When I was in high school I had a poster in my room with a drawing of a teenage boy who had been contorted into a round ball. Upon closer look, it became clear that the ball was a picture of the world. It was accompanied by the admonition, “Be not conformed to this world: but be transformed by the renewing of your mind.” That quote comes from Romans 12:2.
Certainly teenagers face many temptations to conform to the world; however, those temptations do not disappear once they reach adulthood. If anything, the temptation to conform becomes more subtle and insidious.
Christ calls us to follow him. Yet we face a number of competing calls to conformity.
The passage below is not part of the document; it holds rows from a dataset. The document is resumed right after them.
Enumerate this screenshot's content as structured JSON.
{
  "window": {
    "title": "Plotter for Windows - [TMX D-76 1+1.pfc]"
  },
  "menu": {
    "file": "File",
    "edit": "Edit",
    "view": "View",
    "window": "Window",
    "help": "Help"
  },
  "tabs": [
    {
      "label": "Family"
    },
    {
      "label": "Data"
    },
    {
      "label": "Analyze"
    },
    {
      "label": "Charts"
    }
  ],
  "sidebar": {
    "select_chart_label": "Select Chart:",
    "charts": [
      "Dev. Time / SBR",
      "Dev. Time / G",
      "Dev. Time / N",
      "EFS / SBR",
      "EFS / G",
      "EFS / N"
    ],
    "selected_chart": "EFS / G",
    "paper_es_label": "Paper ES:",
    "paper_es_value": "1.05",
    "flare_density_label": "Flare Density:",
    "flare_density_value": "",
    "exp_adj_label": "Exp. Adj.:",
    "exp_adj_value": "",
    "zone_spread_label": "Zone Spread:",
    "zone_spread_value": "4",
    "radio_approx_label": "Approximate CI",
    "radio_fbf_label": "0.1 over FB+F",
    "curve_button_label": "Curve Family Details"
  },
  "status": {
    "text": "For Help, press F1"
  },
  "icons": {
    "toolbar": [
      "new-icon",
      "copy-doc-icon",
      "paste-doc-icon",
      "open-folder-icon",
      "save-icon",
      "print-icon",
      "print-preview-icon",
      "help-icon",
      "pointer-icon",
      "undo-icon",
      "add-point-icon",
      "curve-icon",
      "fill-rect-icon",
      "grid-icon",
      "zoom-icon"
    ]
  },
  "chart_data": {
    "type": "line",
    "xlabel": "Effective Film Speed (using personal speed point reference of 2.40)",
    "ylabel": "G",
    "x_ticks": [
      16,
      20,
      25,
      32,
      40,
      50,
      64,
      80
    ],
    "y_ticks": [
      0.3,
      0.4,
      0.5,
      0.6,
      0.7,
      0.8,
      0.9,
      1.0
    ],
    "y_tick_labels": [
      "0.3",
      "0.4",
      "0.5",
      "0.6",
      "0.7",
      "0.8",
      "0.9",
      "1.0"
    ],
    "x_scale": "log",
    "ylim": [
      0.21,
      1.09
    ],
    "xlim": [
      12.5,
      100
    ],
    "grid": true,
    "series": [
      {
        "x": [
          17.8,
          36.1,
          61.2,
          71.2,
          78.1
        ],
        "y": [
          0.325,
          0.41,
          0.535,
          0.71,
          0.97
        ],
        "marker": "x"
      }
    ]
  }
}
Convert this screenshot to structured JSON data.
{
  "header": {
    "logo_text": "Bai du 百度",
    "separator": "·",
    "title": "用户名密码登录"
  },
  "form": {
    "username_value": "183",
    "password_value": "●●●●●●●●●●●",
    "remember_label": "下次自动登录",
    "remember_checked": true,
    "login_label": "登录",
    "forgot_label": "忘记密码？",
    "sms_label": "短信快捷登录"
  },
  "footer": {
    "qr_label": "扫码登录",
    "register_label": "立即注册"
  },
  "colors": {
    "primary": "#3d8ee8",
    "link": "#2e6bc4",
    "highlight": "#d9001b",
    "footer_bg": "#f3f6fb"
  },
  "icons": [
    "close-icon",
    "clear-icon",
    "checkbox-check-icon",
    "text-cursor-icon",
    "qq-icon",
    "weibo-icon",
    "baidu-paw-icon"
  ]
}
Turn on the television or the computer and you’ll be confronted by an endless parade of advertisements as Wall Street tries to conform you into nothing more than a consumer. This may have been most blatantly seen following the terrorist attacks of September 11, 2011. President Bush named the attacks as attacks on our freedom. Then he proclaimed that the following day “America will be open for business.” In other words, we Americans were urged to stand up to terrorism by continuing our consumer ways.
Another example of conforming to the world comes in the wake of the current controversy in the NFL. As athletes kneel during the National Anthem, society seems to be doubling down its efforts to conform us into patriots. Make no mistake about it: I’m proud to be an American and I thank God for our freedom, but my first love has to be for Jesus. Love of country cannot take the place of Christ and the American flag cannot be made into an idol.
In a similar vein, we Americans face the temptation to be good without being spiritual. When disaster strikes in Texas or Florida, give to the Red Cross and other organizations because that’s what good people do. Thank God for the generosity of all those who’ve given millions of dollars to a myriad of relief agencies; however, giving to those agencies will only conform you into a good person. It will not transform you into a renewed follower of Jesus.
We live in a sensual society that increasingly strives to define its citizens by race or by gender identity. However, Galatians 3:28 affirms that “There is neither Jew nor Gentile, neither slave nor free, nor is there male and female, for you are all one in Christ Jesus.” As followers of Christ, we must resist the temptation to define ourselves based solely on our sexual orientation or the color of our skin. When we do that, we are defining ourselves according to the flesh. Rather, we are to identify ourselves as followers of Jesus Christ.
We are called to constantly renew our minds. Through the renewal of our minds, we see the systems of this world the way God sees them. And God sees them as the worldly powers and influences which are vying for our hearts and our souls. Paul reminds us that “our struggle is not against flesh and blood, but against the rulers, against the authorities, against the powers of this dark world and against the spiritual forces of evil in the heavenly realms” (Ephesians 6:12). As Christians, we must be on guard lest consumerism, patriotism, godless goodness or sensuality come to us disguised as “powers of this dark world.”
I’ve never forgotten what one of my college professors said, that truth overstated becomes truth invalidated. That applies here. Some consumerism is necessary and there is a place for love of country, for goodness and even for sensuality. But when those things draw us away from Christ, then we are being conformed to this world. Let us instead intentionally submit ourselves to the One who died to save us from ourselves and from the powers and influences of this world.